The lack of diplomatic success the Administration has had in selling this war brings a whole new dimension to the questions, “Why war? Why now?”
New York Times editorial, March 16, 2003
Three men meeting on an Atlantic island seems an apt symbol for the failure of the Bush administration to draw the world around its Iraq policy. That’s not the intended message of President Bush’s meeting today in the Azores with Prime Ministers Tony Blair of Britain and José María Aznar of Spain, but it’s hard to avoid that impression. In what appears to be the final days before an American invasion of Iraq, Mr. Bush is taking time to consult with two loyal allies and, ostensibly, to decide if any realistic chance remains for a new United Nations Security Council resolution on Iraq. But the underlying diplomatic reality is bleak. Only a little more than four months since a unanimous Security Council backed American demands for disarming Saddam Hussein, Washington’s only sure council supporters are Britain, Spain and Bulgaria.
President Bush was dealt a bad hand by others. Baghdad refused to provide the active cooperation that alone could have brought inspections to a swift and successful conclusion. France has created enormous problems through its unwillingness to back up inspections with tight deadlines and a credible threat of force.
But the Bush administration’s erratic and often inept diplomacy has made matters immeasurably worse.

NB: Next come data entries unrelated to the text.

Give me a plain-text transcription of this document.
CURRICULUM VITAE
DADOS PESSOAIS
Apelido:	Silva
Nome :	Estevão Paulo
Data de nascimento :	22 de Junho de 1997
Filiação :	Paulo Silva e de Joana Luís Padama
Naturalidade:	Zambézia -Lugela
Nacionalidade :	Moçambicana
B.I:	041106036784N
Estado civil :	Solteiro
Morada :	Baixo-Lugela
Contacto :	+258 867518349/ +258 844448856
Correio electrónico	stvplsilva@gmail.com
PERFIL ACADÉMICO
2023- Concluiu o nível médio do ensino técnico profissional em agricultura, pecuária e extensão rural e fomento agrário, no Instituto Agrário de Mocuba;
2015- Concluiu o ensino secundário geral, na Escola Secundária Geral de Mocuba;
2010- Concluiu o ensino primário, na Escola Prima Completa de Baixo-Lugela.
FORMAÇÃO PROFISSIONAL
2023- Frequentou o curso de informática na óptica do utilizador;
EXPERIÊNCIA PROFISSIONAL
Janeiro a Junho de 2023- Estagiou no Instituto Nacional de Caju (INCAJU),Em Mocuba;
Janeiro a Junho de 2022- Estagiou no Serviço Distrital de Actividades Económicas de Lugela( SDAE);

By repeatedly switching its goals from disarmament to regime change to broadly transforming the Middle East, and its arguments from weapons to Al Qaeda to human rights, the White House made many countries more worried about America’s motives than Iraq’s weapons. Public arm-twisting of allies like Turkey and Mexico backfired, as did repeated sniping at Hans Blix, one of the U.N.’s two chief arms inspectors.

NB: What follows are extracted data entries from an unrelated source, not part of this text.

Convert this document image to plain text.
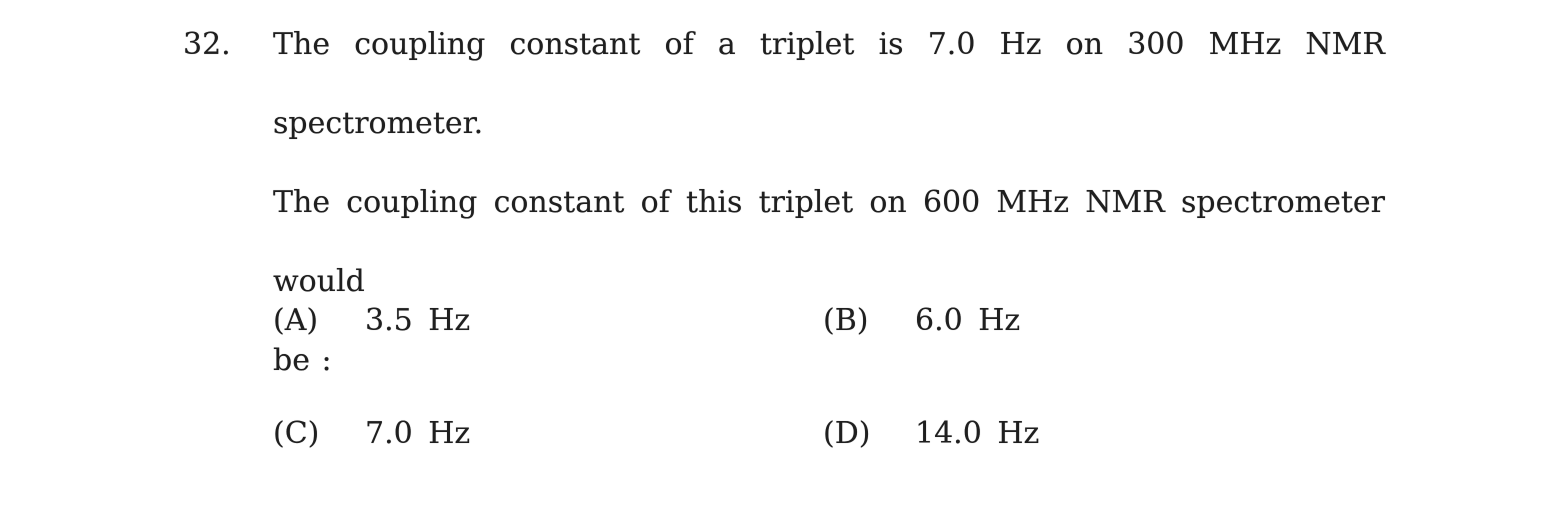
32. The coupling constant of a triplet is 7.0 Hz on 300 MHz NMR spectrometer.
The coupling constant of this triplet on 600 MHz NMR spectrometer would
be :
(A)	3.5 Hz	(B)	6.0 Hz
(C)	7.0 Hz	(D)	14.0 Hz
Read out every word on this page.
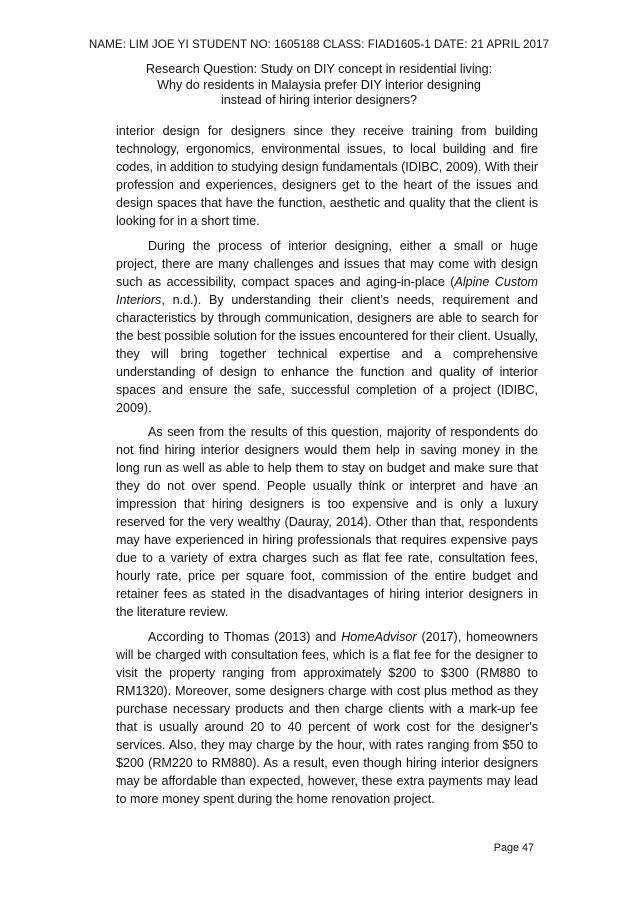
NAME: LIM JOE YI STUDENT NO: 1605188 CLASS: FIAD1605-1 DATE: 21 APRIL 2017
Research Question: Study on DIY concept in residential living:
Why do residents in Malaysia prefer DIY interior designing
instead of hiring interior designers?

interior design for designers since they receive training from building technology, ergonomics, environmental issues, to local building and fire codes, in addition to studying design fundamentals (IDIBC, 2009). With their profession and experiences, designers get to the heart of the issues and design spaces that have the function, aesthetic and quality that the client is looking for in a short time.

During the process of interior designing, either a small or huge project, there are many challenges and issues that may come with design such as accessibility, compact spaces and aging-in-place (Alpine Custom Interiors, n.d.). By understanding their client’s needs, requirement and characteristics by through communication, designers are able to search for the best possible solution for the issues encountered for their client. Usually, they will bring together technical expertise and a comprehensive understanding of design to enhance the function and quality of interior spaces and ensure the safe, successful completion of a project (IDIBC, 2009).

As seen from the results of this question, majority of respondents do not find hiring interior designers would them help in saving money in the long run as well as able to help them to stay on budget and make sure that they do not over spend. People usually think or interpret and have an impression that hiring designers is too expensive and is only a luxury reserved for the very wealthy (Dauray, 2014). Other than that, respondents may have experienced in hiring professionals that requires expensive pays due to a variety of extra charges such as flat fee rate, consultation fees, hourly rate, price per square foot, commission of the entire budget and retainer fees as stated in the disadvantages of hiring interior designers in the literature review.

According to Thomas (2013) and HomeAdvisor (2017), homeowners will be charged with consultation fees, which is a flat fee for the designer to visit the property ranging from approximately $200 to $300 (RM880 to RM1320). Moreover, some designers charge with cost plus method as they purchase necessary products and then charge clients with a mark-up fee that is usually around 20 to 40 percent of work cost for the designer's services. Also, they may charge by the hour, with rates ranging from $50 to $200 (RM220 to RM880). As a result, even though hiring interior designers may be affordable than expected, however, these extra payments may lead to more money spent during the home renovation project.

Page 47
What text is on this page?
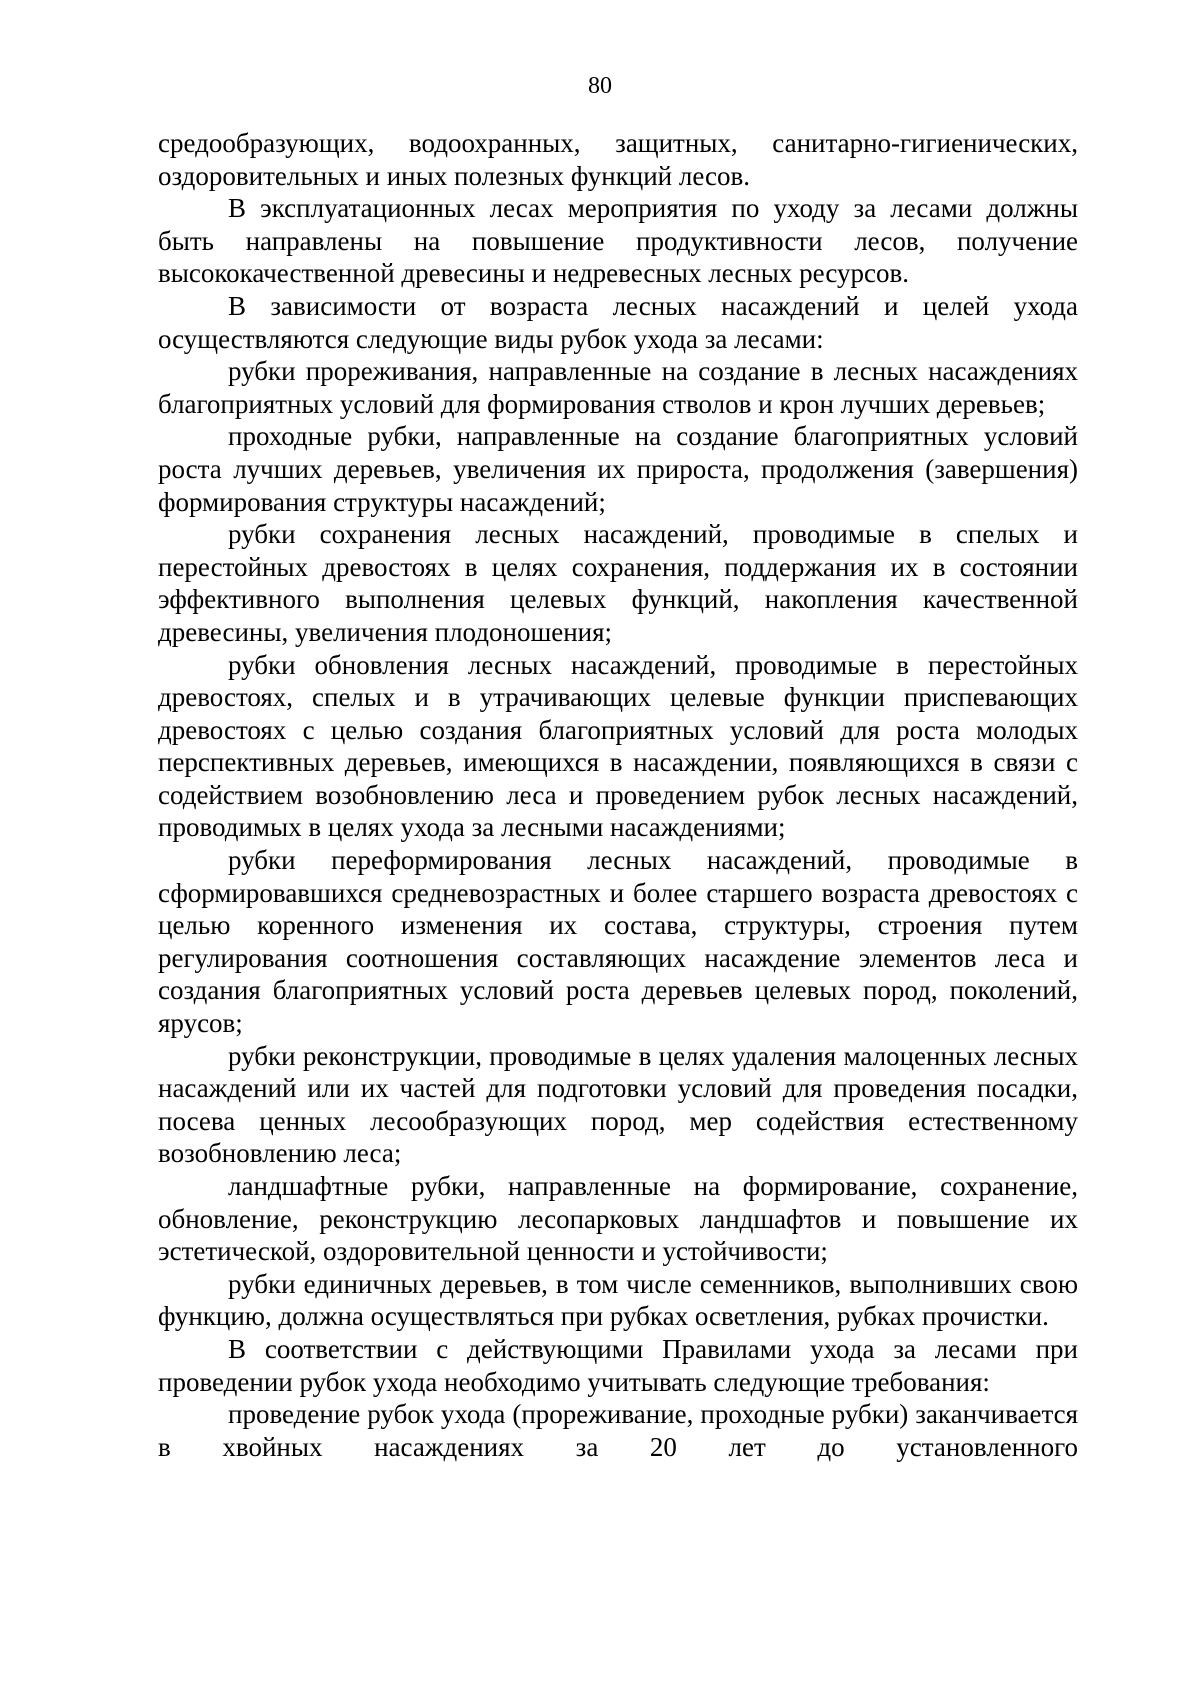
80

средообразующих, водоохранных, защитных, санитарно-гигиенических, оздоровительных и иных полезных функций лесов.

В эксплуатационных лесах мероприятия по уходу за лесами должны быть направлены на повышение продуктивности лесов, получение высококачественной древесины и недревесных лесных ресурсов.

В зависимости от возраста лесных насаждений и целей ухода осуществляются следующие виды рубок ухода за лесами:

рубки прореживания, направленные на создание в лесных насаждениях благоприятных условий для формирования стволов и крон лучших деревьев;

проходные рубки, направленные на создание благоприятных условий роста лучших деревьев, увеличения их прироста, продолжения (завершения) формирования структуры насаждений;

рубки сохранения лесных насаждений, проводимые в спелых и перестойных древостоях в целях сохранения, поддержания их в состоянии эффективного выполнения целевых функций, накопления качественной древесины, увеличения плодоношения;

рубки обновления лесных насаждений, проводимые в перестойных древостоях, спелых и в утрачивающих целевые функции приспевающих древостоях с целью создания благоприятных условий для роста молодых перспективных деревьев, имеющихся в насаждении, появляющихся в связи с содействием возобновлению леса и проведением рубок лесных насаждений, проводимых в целях ухода за лесными насаждениями;

рубки переформирования лесных насаждений, проводимые в сформировавшихся средневозрастных и более старшего возраста древостоях с целью коренного изменения их состава, структуры, строения путем регулирования соотношения составляющих насаждение элементов леса и создания благоприятных условий роста деревьев целевых пород, поколений, ярусов;

рубки реконструкции, проводимые в целях удаления малоценных лесных насаждений или их частей для подготовки условий для проведения посадки, посева ценных лесообразующих пород, мер содействия естественному возобновлению леса;

ландшафтные рубки, направленные на формирование, сохранение, обновление, реконструкцию лесопарковых ландшафтов и повышение их эстетической, оздоровительной ценности и устойчивости;

рубки единичных деревьев, в том числе семенников, выполнивших свою функцию, должна осуществляться при рубках осветления, рубках прочистки.

В соответствии с действующими Правилами ухода за лесами при проведении рубок ухода необходимо учитывать следующие требования:

проведение рубок ухода (прореживание, проходные рубки) заканчивается в хвойных насаждениях за 20 лет до установленного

Just this past week, Defense Secretary Donald Rumsfeld damagingly suggested that Washington didn’t really need British military help, administration diplomats unhelpfully hedged their support for a British compromise proposal and Secretary of State Colin Powell further undercut London’s efforts to win over undecided Security Council members by suggesting that Washington might soon withdraw the pending resolution without a vote.
Even now, diplomacy might be resuscitated if the administration made an all-out effort to seek broad consensus around the British concept of disarmament benchmarks and specific, achievable deadlines. Such an effort would require much greater American willingness to negotiate realistic deadlines and credible mechanisms for measuring Iraqi compliance than has yet been evident.
Instead, the Bush administration now gives every appearance of going through the motions of diplomacy as a favor to Mr. Blair without really believing in it. By allowing that perception to grow, Mr. Bush finds himself about to embark on an uncertain course of war and nation-building in one of the world’s most dangerous and complex regions, with an alliance far too narrow for comfort.